Лидер крупнейшей партии испытал чувство унижения, а Троцкий сыграл роль благородного и снисходительного спасителя, сохранившего присутствие духа, проявившего великодушие и обладавшего несравненно ббльшим авторитетом в низах, нежели министр.
Многие нетерпеливые большевики считали целесообразным использовать волнения, чтобы попытаться взять власть. Ленин поначалу отсутствовал в городе, уехав в Финляндию на отдых. Однако, узнав о суматохе в столице, немедленно вернулся. Вначале он, как и Троцкий, колебался в принятии решения.
А. В. Луначарский писал жене: «Большевики и Троцкий на словах соглашаются (придать выступлению организованный характер. —
Со времени июльских дней Троцкий уже чувствовал себя почти единоверцем Ленина. Последний также вроде бы утратил следы прежнего недоверия к нему, которое, однако, будет вновь и вновь возвращаться. «Теперь они нас перестреляют, — говорил Ленин Троцкому 5 июля. — Самый для них подходящий момент».[437]
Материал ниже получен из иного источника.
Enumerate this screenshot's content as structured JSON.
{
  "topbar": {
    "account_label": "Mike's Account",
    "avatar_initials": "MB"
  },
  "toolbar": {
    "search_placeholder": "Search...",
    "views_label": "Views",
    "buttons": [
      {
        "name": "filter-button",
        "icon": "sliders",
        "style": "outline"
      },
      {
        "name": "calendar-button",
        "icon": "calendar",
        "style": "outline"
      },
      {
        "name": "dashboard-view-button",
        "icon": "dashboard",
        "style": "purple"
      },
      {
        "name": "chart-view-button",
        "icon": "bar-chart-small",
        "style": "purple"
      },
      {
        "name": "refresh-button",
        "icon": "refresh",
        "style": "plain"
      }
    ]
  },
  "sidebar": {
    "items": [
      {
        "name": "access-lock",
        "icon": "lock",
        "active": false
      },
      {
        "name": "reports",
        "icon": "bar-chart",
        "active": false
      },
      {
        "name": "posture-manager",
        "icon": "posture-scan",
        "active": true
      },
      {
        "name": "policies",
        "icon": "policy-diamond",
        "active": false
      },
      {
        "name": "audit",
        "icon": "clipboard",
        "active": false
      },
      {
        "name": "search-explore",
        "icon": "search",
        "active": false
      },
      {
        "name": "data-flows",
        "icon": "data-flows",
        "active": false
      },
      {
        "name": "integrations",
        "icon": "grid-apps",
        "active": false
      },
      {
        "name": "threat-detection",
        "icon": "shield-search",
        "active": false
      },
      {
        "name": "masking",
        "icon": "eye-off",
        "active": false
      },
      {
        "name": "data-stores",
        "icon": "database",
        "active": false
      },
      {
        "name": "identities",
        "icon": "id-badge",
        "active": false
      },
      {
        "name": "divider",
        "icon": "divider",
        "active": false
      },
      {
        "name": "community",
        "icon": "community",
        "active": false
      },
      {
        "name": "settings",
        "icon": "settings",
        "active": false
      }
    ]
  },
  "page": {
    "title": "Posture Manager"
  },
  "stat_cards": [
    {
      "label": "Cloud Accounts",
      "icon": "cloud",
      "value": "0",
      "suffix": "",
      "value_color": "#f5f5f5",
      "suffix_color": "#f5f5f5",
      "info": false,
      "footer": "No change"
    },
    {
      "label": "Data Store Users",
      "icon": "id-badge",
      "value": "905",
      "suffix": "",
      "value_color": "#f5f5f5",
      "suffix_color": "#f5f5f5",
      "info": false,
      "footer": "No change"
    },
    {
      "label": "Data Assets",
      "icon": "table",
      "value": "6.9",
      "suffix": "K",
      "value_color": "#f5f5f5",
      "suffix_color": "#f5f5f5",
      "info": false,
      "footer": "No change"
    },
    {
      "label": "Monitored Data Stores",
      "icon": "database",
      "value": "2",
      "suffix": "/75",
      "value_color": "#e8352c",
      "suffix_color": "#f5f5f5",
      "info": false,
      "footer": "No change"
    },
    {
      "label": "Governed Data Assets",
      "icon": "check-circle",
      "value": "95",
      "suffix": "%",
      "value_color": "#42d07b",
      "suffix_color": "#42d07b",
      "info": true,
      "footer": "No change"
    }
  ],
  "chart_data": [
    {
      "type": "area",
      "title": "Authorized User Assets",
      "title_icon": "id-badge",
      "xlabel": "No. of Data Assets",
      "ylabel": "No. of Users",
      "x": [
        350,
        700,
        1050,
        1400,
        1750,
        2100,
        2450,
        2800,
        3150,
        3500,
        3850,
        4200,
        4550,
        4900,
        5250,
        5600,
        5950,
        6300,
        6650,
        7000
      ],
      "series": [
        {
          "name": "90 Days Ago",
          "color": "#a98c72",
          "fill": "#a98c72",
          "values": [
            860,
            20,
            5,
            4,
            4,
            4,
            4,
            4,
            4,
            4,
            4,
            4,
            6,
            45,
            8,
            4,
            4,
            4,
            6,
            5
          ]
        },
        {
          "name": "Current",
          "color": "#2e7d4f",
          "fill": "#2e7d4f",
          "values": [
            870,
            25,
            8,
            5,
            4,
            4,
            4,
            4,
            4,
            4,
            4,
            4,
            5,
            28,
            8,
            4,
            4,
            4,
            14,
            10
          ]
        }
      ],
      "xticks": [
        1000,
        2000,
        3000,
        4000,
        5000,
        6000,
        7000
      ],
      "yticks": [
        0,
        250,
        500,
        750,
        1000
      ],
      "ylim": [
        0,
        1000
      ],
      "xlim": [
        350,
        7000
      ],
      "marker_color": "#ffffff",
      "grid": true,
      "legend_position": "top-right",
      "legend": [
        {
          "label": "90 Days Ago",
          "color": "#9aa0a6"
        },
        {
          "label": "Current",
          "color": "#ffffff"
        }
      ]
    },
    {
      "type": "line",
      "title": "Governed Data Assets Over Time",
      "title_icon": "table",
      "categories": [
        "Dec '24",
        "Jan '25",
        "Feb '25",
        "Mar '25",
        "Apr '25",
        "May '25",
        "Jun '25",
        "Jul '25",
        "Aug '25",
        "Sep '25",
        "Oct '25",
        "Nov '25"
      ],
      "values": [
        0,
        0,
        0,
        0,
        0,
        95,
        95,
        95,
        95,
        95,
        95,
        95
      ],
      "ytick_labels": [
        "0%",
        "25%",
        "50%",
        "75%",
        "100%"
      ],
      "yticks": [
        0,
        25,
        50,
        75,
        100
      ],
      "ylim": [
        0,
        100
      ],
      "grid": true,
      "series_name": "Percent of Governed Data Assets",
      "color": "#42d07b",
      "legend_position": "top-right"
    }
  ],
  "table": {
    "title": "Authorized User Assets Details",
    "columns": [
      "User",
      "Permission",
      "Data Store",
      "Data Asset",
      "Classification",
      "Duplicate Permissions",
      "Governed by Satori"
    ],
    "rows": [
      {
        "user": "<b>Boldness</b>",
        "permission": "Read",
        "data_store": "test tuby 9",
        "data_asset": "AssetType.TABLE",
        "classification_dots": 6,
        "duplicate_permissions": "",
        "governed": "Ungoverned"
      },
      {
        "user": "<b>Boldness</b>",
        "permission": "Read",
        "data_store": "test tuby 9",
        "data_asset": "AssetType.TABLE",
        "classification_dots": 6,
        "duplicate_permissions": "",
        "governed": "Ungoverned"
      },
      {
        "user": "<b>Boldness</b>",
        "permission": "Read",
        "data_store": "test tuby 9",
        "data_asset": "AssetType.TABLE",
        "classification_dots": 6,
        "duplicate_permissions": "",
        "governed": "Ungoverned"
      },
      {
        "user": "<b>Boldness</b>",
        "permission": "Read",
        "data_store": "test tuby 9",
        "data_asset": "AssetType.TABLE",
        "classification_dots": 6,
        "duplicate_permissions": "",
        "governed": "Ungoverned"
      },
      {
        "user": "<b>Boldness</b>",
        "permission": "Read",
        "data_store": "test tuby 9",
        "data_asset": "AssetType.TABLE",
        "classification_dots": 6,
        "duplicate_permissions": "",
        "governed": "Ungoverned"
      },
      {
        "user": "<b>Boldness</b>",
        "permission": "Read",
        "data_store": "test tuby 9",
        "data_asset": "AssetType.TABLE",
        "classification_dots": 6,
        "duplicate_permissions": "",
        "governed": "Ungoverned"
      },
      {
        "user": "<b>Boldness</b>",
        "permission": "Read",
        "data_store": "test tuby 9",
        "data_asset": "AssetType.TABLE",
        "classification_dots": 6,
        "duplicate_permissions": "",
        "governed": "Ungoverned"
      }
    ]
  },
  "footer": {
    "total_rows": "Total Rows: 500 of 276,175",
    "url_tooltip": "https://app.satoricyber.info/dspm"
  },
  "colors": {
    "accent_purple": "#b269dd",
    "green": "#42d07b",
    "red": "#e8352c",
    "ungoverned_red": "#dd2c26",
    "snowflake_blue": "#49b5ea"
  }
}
Выступления Троцкого в цирке «Модерн», на предприятиях, в университете, театрах, на площадях носили отныне большевистский характер и следовали одно за другим. «Я возвращался обессиленный за полночь, открывал в тревожном полусне самые лучшие доводы против политических противников, а часов в семь утра, иногда раньше, меня вырывал из сна ненавистный, невыносимый стук в дверь, меня вызывали на митинг в Петергоф, или кронштадтцы присылали за мной катер».[438]
На этом фоне психологически весьма любопытно отношение Троцкого к дочерям от бывшей жены А. Л. Соколовской. Впервые после «фиксации» их рождения и скудных слов о младенчестве старшей из них, Зины, он упомянул в воспоминаниях о своих дочерях, которые стали почти взрослыми (Зине шел семнадцатый, а Нине шестнадцатый год), именно в связи с их «политическим созреванием». В воспоминаниях нет ни слова об их детстве. Создается впечатление, что отец не интересовался девочками ни в малейшей степени. Однако обе они воспитывались на примере отца, которого до этого не знали и впервые увидели в разгар политических событий 1917 года. Именно так их настраивала Соколовская, сохранившая к бывшему супругу глубокие чувства.